We aim to understand the different factors influencing a person’s individual metabolome. These factors include intrinsic, non-modifiable features such as age, sex, and genetic variation as well as potentially modifiable features such as disease, medication, physical activity and nutrition. We utilize metabolomics and other omics data from big epidemiological cohorts to perform large-scale genome-wide and metabolome-wide association studies (GWAS/MWAS). Here, the metabolome can serve as an intermediate readout, connecting the genetic disposition of individuals with various diseases and risk phenotypes.

Investigate metabolic disruptions in neurodegenerative diseases.

Our computational neurobiology team is studying failures in multi-omics regulatory networks in neurological, neurodegenerative, and mental disorders. The focal omics level in our analyses is the metabolome that we use as intermediate readout for disease risk, state, stage in progression, and resilience. Using advanced computational approaches, we use this readout and interface it with genomic, transcriptomic, and proteomic markers to build multi-level frameworks that can be interrogated to identify functional hypotheses across all available molecular and regulatory layers.

Our work is embedded in several international collaborations and consortium efforts funded by the National Institutes of Health. Our current research focus is on Alzheimer’s Disease (AD), where we are partners in the Alzheimer’s Disease Metabolomics Consortium (ADMC), the Accelerating Medicines Partnership – Alzheimer’s Disease (AMP-AD) and Molecular Mechanisms of the Vascular Etiology of Alzheimer’s Disease (M2OVE-AD) consortia, and Major Depressive Disorder (MDD) within the Mood Disorders Precision Medicine consortium (MDPMC).

 

Provide decision support for nephrologists to personalize treatment of chronic kidney disease based on metabolic networks.

Chronic kidney disease (CKD) is a common and complex disease. It is one of the leading causes of death worldwide and is characterized by varying disease progression patterns and multiple comorbidities.

Our CKDNapp team is part of the BMBF-funded e:Med junior consortium "CKDNapp - Chronic Kidney Disease Nephrologist's App" (www.ckdn.app).  The consortium is developing a clinical decision support software (CDSS) to assist the practicing nephrologist in personalized treatment of chronic kidney disease patients.
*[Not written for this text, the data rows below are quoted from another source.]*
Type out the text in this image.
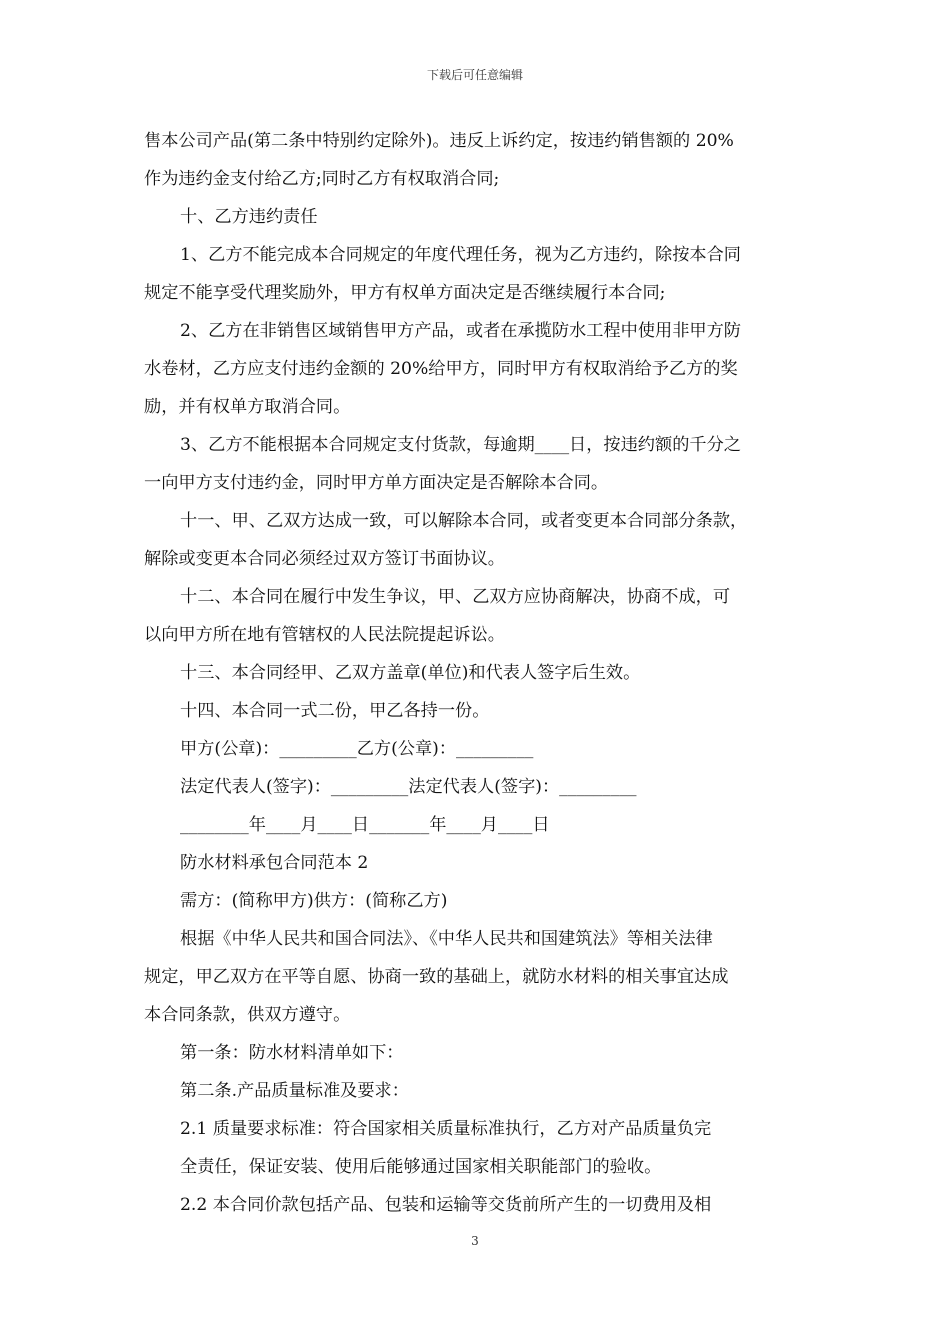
下载后可任意编辑
售本公司产品(第二条中特别约定除外)。违反上诉约定，按违约销售额的 20%
作为违约金支付给乙方;同时乙方有权取消合同;
十、乙方违约责任
1、乙方不能完成本合同规定的年度代理任务，视为乙方违约，除按本合同
规定不能享受代理奖励外，甲方有权单方面决定是否继续履行本合同;
2、乙方在非销售区域销售甲方产品，或者在承揽防水工程中使用非甲方防
水卷材，乙方应支付违约金额的 20%给甲方，同时甲方有权取消给予乙方的奖
励，并有权单方取消合同。
3、乙方不能根据本合同规定支付货款，每逾期____日，按违约额的千分之
一向甲方支付违约金，同时甲方单方面决定是否解除本合同。
十一、甲、乙双方达成一致，可以解除本合同，或者变更本合同部分条款，
解除或变更本合同必须经过双方签订书面协议。
十二、本合同在履行中发生争议，甲、乙双方应协商解决，协商不成，可
以向甲方所在地有管辖权的人民法院提起诉讼。
十三、本合同经甲、乙双方盖章(单位)和代表人签字后生效。
十四、本合同一式二份，甲乙各持一份。
甲方(公章)：_________乙方(公章)：_________
法定代表人(签字)：_________法定代表人(签字)：_________
________年____月____日_______年____月____日
防水材料承包合同范本 2
需方：(简称甲方)供方：(简称乙方)
根据《中华人民共和国合同法》、《中华人民共和国建筑法》等相关法律
规定，甲乙双方在平等自愿、协商一致的基础上，就防水材料的相关事宜达成
本合同条款，供双方遵守。
第一条：防水材料清单如下：
第二条.产品质量标准及要求：
2.1 质量要求标准：符合国家相关质量标准执行，乙方对产品质量负完
全责任，保证安装、使用后能够通过国家相关职能部门的验收。
2.2 本合同价款包括产品、包装和运输等交货前所产生的一切费用及相
3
Our CKDNapp will predict adverse medical events and disease progression, refine diagnosis of CKD staging, return transparent reasoning for all predictions and recommendations, offer in silicio modification of patient parameters by the physican, and will deliver comprehensive literature support. It will be made available as an easy-to-use software for smartphones, tablets and desktop computers.
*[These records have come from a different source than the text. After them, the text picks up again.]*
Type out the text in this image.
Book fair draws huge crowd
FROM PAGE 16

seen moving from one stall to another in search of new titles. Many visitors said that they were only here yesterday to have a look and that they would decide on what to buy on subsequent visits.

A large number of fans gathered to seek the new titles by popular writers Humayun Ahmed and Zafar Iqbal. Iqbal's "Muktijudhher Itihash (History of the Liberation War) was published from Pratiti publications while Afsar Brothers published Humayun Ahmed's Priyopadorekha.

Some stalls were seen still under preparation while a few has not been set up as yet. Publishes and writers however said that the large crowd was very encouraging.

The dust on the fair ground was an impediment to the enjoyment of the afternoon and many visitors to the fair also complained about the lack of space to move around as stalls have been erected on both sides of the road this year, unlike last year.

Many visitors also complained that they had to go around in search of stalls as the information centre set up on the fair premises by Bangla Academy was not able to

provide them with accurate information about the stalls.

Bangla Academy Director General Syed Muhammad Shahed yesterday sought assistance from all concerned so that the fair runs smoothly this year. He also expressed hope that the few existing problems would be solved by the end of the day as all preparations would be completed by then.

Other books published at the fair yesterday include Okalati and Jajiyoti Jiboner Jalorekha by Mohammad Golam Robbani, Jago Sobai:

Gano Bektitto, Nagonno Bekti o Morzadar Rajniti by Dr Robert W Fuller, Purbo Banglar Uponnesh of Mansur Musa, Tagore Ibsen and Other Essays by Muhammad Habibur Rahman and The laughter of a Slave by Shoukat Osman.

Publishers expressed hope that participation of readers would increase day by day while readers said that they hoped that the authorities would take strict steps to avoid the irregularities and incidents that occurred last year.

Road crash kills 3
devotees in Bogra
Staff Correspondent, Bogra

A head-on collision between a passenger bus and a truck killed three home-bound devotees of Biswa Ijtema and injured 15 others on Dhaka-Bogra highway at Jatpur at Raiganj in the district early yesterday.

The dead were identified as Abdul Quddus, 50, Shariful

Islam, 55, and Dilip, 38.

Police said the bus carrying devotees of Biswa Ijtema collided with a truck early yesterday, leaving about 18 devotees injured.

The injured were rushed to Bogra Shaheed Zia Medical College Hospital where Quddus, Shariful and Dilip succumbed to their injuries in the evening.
CKD atlas: In addition to CKDNapp, we are looking to integrate multi-omics data to build a resource that can help biologically justify the results provided by CKDNapp. Indeed, CKDNapp uses machine learning methods to computationally model the complex CKD system and these models do not provide biological justification for the decisions they make. Further to the biological justification, CKD atlas will offer researchers the opportunity to gain new insights into metabolic profiling and pathophysiological mechanisms related to chronic kidney disease.

Explore dynamic changes of the human metabolome in response to metabolic challenges such as diet and exercise.

The human body must continually adapt and dynamically respond to physiological challenges, such as food intake, exercise or stress. Metabolite profiles taken at multiple time points during or immediately after a specific challenge allows to monitor this systemic metabolic adaptation in a time-resolved manner, i.e., metabolomics enables us to watch metabolism ‘at work’.

On the one hand, we use challenge studies and time series metabolomics data to untangle the complexity of metabolic responses and their individuality as observed in healthy populations. A better understanding of these processes will help in optimizing and personalizing non-pharmacological disease treatments or prevention through diet and exercise.

On the other hand, we are interested in detecting features of impaired responses that could serve as early signs of a disease (i.e., analogous to oral glucose tolerance tests that allow to diagnose diabetes earlier compared to checking fasting glucose only).

In addition to time series data collected over a short period of time following a specific trigger/challenge, we use longitudinal metabolomics data with repeated measurement over several years for long-term health monitoring in large cohort studies and for following metabolic trajectories of disease.

 

Elucidating the complex molecular underpinnings of health and disease through integrative multi-omics networks.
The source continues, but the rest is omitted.